# Frogs & Toads > Other Frogs & Toads >  Frog/Toad Id help

## sebastianbawn

Hi,
I was hoping someone may be able to ID my critters for me. Any help would be great

----------


## Kurt

1. _Agalychnis callydrias_, red-eyed leaf frog
2. _Bufo marinus_, marine or cane toad
3. _Litoria caerulea_, White's treefrog
4. Its awfull familiar, but I can't quite place it. I will have to mull it over and get back to you. I am thinking it might by a Litoria species, but I am not sure at all.
5. _Mantella aurantiaca_, golden mantella

----------


## sebastianbawn

Hi,
Thanks again Kurt, was just wondering on the one you were unsure, possibly _phrynohyas venulosa_? I dont know a great deal about frogs so just a guess

----------


## Kurt

> Hi,
> Thanks again Kurt, was just wondering on the one you were unsure, possibly _Phrynohyas venulosa_?

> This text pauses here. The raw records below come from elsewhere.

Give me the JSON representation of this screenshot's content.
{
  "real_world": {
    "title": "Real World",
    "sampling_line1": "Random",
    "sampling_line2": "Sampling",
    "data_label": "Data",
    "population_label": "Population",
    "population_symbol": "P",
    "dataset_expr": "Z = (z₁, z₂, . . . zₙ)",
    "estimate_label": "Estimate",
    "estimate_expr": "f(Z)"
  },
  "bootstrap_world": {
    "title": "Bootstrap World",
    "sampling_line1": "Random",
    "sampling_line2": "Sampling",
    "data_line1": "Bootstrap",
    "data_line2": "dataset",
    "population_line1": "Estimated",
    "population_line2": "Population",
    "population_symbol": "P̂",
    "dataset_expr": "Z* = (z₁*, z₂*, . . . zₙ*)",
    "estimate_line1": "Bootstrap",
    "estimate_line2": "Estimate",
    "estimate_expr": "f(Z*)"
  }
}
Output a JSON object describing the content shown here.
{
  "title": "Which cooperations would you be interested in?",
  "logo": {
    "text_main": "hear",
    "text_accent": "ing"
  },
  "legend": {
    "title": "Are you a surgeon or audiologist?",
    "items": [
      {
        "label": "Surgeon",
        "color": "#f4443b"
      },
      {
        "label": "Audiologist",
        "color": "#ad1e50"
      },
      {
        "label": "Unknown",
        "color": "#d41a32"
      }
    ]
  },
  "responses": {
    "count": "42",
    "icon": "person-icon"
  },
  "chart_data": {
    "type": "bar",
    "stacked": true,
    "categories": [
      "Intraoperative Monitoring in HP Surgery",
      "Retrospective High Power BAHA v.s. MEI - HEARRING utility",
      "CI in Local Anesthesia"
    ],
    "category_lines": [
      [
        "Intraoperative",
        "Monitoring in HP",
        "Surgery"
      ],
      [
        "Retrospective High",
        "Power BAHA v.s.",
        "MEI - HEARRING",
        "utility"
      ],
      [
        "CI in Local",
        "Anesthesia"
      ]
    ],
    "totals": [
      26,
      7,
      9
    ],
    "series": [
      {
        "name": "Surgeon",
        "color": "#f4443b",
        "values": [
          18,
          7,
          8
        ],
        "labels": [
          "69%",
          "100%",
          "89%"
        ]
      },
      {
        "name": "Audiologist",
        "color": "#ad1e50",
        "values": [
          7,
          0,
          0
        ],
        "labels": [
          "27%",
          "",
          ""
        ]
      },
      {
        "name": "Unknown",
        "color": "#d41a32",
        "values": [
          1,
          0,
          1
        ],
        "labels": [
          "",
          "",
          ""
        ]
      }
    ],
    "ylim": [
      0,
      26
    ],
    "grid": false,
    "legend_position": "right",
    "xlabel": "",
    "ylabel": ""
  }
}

Thats what I thought at first, but after looking at pics of _Trachycephalus venulosus_ (the new name) I thought differently. I thinking _Litoria_ or maybe a Rhacophoridid.

----------


## sebastianbawn

Pic 2 was labelled at the wildlife place as a Curu Toad. I probably havent got exactly the right name but it was something like that, thats what stopped me labelling it as a Cane Toad

----------


## Kurt

I looked for Curu toad and only found a web site on eco-tourism in Costa Rica. Oddly enough the marine toad is a native of Costa Rica, so it is possible they are one in the same.

----------


## sebastianbawn

Wow thats interesting to know. Thanks Kurt, you are always a help

----------


## Alex Shepack

Originally I was going to call 4 Phrynohyas resinifactrix (or a similar species) but given how uncommon they are in the trade and after looking at the picture some more i'm thinking that it is actually Litoria infrarenta (White Lipped Tree Frog)

----------


## sebastianbawn

Thanks Tylo. I thougt the wite lip would be quite a giveaway but its not as asy to identify as I thought! will check out your thougts though, thanks

----------


## Kurt

I have to disagree, I have kept a few _Litoria infrafrenata_ and this little guy doesn't really look much like one.

----------


## Kurt

I just tried to post a picture of my most recent _L. infrafrenata_, but it doesn't seem to have taken. The pic can be see in my photo album in my profile.

----------


## Alex Shepack

After scouring AmphibaWeb I have opted to agree with Kurt.  Most like not Litoria, although I have seen some very similar White Lippeds.  Given that 2 of the other 4 are Costa Rican, i'll assume that this one could be also, in which case it is probably Phrynohyas (=Trachycephalus) venulosa (us).  This species is highly variable in its appearances so it wouldn't surprise me if it was at all.  I would again like to express my dislike of all these name changes, but thats just me.

----------



----------


## Kurt

> I would again like to express my dislike of all these name changes, but thats just me.


Tell me about it. I am writing a book on the subject and its a lot of work to keep up with it. I know that as soon as I am finished with it, I will have to go back and rewrite it.  :Mad:

----------


## wesleybrouwer

I know it is an awfully old topic, but it is indeed Trachycephalus venulosus  :Wink: 
Just came past it searching trough old topics here  :Big Grin:

----------